Hungarian government spokesman Zoltán Kovács told journalists in Brussels on Monday that partisan and ideologically motivated forces could end up splitting the European Parliament by hijacking criticism of Hungary and Poland to achieve their own political goals.
“If the EP falls into this trap, this will be bad for the whole of Europe,” the spokesman said.
Recent statements by French President Emmanuel Macron, as well as the Sargentini report, are the means for them to achieve their goals, he said.
“Hungary … is fighting for its political standpoint and for what it knows is right … because it has nothing to be ashamed of and in most past cases it has been proven right,” he said.
Kovács said Hungary had become a central focus in Europe because it talked about matters “that are meaningful … important and serious”. These are essential to the future of Europe and to the European project, he said.
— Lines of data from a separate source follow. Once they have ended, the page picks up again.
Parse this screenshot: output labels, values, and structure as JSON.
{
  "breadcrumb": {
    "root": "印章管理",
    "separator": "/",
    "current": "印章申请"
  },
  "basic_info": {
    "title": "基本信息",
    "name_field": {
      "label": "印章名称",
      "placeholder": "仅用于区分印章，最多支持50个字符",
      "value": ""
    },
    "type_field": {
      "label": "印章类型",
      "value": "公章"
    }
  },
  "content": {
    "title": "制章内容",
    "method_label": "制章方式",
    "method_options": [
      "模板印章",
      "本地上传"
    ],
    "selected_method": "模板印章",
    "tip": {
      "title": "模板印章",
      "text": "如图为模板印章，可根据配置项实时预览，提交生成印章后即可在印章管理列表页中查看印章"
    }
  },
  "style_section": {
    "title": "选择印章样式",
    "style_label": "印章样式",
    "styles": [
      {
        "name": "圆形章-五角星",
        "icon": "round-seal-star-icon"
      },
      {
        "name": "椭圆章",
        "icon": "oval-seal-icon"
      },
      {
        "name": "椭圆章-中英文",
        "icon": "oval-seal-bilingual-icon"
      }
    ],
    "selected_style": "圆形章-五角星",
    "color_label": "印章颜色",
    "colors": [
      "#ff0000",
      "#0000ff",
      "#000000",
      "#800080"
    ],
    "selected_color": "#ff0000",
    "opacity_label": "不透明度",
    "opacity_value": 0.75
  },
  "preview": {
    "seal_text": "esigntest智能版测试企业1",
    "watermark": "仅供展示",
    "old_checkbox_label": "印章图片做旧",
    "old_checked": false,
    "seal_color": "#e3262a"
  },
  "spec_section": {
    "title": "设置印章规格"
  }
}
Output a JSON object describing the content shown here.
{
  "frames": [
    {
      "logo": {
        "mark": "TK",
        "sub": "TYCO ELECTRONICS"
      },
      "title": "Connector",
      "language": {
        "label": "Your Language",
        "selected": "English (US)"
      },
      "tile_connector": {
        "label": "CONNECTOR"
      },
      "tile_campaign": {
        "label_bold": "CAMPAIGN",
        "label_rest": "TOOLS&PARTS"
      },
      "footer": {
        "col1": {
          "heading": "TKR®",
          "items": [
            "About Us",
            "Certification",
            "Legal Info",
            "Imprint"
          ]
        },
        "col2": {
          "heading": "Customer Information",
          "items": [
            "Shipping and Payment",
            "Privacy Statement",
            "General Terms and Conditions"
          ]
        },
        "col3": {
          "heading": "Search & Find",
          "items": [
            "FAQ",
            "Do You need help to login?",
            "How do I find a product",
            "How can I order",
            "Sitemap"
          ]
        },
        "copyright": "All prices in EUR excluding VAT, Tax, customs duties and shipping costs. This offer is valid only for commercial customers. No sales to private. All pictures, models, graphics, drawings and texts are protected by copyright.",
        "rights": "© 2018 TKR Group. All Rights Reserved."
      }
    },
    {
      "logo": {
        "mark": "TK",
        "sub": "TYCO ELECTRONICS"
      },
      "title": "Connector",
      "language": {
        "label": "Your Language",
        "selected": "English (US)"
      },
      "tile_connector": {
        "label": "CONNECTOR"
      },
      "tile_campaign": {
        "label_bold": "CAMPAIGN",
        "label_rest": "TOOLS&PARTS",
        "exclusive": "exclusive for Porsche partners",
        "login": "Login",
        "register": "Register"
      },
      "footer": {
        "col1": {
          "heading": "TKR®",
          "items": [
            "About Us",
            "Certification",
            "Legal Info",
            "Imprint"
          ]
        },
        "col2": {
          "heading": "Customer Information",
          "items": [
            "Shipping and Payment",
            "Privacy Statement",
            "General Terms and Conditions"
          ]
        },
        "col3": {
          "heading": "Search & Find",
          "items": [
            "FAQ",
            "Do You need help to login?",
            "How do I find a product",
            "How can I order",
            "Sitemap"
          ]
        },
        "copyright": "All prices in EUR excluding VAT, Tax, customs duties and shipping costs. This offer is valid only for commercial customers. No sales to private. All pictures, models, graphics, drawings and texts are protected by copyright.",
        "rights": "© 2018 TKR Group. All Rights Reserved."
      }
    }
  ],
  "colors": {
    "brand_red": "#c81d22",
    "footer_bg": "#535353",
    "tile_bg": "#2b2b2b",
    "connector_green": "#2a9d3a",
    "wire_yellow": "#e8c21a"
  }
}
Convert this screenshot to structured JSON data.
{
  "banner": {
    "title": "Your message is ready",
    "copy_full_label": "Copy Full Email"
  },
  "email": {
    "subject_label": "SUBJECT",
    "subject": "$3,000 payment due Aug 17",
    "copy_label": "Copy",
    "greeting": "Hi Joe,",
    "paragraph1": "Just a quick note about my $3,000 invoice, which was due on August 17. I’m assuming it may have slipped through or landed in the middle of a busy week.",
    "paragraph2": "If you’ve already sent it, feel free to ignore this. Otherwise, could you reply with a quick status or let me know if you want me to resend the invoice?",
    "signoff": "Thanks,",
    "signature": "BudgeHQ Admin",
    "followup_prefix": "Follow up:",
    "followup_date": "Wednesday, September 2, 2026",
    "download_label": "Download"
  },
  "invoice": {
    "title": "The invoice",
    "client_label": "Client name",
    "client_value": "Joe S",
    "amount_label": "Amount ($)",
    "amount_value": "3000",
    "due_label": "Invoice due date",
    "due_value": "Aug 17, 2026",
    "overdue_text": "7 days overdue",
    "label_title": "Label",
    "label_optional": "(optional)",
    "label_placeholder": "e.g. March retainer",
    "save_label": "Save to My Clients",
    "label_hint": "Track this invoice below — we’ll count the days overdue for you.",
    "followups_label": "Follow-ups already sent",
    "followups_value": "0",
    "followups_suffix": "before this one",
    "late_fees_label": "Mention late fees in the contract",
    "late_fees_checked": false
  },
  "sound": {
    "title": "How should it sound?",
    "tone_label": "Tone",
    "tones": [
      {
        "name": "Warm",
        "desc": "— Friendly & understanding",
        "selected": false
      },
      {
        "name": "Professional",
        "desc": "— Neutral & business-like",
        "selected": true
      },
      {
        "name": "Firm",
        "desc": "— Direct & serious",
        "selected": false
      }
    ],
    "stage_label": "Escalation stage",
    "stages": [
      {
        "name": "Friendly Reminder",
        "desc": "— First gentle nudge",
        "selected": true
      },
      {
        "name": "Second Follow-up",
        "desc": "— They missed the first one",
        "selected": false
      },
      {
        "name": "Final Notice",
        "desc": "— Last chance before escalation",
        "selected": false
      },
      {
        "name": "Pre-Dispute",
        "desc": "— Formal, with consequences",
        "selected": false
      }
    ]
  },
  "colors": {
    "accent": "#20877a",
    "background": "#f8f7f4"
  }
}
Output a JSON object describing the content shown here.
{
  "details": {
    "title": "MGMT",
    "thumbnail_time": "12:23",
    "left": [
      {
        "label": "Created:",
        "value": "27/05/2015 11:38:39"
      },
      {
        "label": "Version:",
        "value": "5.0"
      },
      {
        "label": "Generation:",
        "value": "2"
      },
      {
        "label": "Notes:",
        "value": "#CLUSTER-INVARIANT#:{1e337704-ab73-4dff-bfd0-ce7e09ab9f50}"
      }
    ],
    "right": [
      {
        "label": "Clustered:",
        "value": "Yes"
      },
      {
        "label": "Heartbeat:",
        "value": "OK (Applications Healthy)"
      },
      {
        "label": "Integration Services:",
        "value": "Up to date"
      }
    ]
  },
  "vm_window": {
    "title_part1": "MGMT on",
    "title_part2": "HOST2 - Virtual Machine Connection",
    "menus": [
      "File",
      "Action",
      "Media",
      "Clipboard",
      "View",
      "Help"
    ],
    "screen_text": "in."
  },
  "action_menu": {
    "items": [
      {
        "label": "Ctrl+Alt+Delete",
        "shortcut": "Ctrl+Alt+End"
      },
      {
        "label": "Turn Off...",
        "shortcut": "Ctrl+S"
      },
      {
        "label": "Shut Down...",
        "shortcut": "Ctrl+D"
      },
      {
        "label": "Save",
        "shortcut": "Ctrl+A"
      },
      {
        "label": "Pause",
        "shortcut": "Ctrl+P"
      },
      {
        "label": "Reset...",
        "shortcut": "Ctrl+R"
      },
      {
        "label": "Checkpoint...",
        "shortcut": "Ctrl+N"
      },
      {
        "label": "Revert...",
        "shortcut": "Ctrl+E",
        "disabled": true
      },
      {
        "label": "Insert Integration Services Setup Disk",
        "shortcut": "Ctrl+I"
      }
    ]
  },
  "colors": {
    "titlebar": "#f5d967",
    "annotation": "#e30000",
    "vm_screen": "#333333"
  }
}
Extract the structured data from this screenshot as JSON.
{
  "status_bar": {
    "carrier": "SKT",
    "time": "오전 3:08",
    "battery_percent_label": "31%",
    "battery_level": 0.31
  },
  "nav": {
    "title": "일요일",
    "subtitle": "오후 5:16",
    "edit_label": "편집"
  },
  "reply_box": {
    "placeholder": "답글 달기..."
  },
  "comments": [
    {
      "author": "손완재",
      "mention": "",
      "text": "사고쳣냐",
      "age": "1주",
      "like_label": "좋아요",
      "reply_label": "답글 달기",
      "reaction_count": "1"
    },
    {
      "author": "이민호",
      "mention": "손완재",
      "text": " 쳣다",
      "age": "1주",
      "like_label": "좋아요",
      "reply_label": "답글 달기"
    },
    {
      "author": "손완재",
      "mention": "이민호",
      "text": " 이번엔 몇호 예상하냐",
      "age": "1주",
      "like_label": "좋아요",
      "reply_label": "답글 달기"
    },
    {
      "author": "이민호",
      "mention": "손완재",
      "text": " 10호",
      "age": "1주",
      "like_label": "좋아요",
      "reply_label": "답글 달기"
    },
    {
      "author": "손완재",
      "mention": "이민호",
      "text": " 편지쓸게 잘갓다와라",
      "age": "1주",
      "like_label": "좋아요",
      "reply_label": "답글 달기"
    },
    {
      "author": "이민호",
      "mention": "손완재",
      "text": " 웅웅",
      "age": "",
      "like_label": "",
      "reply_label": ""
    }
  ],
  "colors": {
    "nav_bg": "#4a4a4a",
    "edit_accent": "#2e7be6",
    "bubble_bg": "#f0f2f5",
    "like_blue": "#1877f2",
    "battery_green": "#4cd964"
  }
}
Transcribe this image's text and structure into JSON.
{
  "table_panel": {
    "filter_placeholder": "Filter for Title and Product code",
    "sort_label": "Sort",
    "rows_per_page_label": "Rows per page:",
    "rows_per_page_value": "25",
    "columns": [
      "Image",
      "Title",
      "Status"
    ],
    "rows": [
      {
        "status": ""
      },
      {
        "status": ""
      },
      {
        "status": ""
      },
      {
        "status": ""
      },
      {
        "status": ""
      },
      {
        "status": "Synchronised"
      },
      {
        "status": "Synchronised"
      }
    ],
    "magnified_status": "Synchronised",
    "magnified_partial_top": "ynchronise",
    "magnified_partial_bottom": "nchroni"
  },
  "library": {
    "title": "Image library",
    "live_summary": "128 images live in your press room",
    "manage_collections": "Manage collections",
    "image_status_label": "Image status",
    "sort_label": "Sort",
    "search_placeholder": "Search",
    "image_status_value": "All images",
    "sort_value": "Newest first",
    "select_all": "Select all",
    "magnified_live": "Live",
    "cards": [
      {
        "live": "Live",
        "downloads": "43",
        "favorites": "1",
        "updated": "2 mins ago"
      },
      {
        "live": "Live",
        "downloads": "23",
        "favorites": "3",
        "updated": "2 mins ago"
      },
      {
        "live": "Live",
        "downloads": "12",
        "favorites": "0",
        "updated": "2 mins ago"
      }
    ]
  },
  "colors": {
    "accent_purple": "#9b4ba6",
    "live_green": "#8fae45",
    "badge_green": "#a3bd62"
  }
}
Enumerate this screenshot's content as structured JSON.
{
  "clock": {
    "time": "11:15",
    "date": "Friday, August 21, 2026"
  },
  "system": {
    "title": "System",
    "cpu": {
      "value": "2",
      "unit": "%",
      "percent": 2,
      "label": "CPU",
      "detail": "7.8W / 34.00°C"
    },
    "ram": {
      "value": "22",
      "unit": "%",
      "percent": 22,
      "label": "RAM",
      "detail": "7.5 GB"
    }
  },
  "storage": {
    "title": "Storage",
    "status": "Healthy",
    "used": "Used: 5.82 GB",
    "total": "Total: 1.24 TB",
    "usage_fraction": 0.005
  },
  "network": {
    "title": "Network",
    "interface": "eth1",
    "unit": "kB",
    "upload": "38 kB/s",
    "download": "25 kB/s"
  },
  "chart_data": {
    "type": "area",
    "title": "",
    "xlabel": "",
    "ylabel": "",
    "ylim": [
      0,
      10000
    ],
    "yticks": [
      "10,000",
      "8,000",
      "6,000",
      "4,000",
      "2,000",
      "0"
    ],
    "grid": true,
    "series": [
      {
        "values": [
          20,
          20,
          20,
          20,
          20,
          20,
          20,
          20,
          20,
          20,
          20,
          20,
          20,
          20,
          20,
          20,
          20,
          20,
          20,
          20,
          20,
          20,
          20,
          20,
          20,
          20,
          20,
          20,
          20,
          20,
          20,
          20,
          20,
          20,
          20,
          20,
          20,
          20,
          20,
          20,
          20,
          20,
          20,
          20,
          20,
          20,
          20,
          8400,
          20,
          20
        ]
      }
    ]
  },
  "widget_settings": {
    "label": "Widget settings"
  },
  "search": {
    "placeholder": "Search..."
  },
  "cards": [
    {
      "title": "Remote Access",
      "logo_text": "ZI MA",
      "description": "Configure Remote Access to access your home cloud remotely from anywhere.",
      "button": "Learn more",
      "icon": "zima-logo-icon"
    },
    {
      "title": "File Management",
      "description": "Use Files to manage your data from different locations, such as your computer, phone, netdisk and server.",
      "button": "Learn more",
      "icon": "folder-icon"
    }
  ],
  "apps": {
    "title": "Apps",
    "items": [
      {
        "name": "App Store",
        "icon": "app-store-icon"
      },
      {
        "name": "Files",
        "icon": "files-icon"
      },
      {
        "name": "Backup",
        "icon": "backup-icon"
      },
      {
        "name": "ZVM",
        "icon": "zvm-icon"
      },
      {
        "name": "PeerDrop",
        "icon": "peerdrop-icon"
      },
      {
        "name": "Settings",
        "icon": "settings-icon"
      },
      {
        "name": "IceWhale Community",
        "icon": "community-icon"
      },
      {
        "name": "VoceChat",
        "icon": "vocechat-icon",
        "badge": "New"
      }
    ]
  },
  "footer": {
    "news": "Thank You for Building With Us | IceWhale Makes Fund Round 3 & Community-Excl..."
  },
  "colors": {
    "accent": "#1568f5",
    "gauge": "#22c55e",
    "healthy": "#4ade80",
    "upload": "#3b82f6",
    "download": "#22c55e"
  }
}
Hungary has presented a clear position in this respect in the past few years, Kovács said. Hungary’s views on migration, economic problems, the functioning of EU institutions and the state of European democracy are clear, he said, adding that “the democratic deficit that emerged in recent years” in European institutions was unsustainable.
“If European institutions do not pay attention to voters and the real problems they face, they will have very serious problems in the long run,” the spokesman said.
Kovács said double standards had been applied in several areas against Hungary in the past. He said it was now time to return to the equal treatment of EU member states, politically too. Western European countries must take Hungarian interests and aims into consideration, including its efforts in respect of migration, as equally important and decisive, he said.
“The debate on Hungary should be based on the common sense, not on ideological grounds,” he added.
Asked about the Hungarian ruling party’s membership of the European People’s Party (EPP), Kovács said Hungary’s ruling party alliance forms part of the EPP and would help it to become the strongest party in the European Parliament in the EP elections next spring.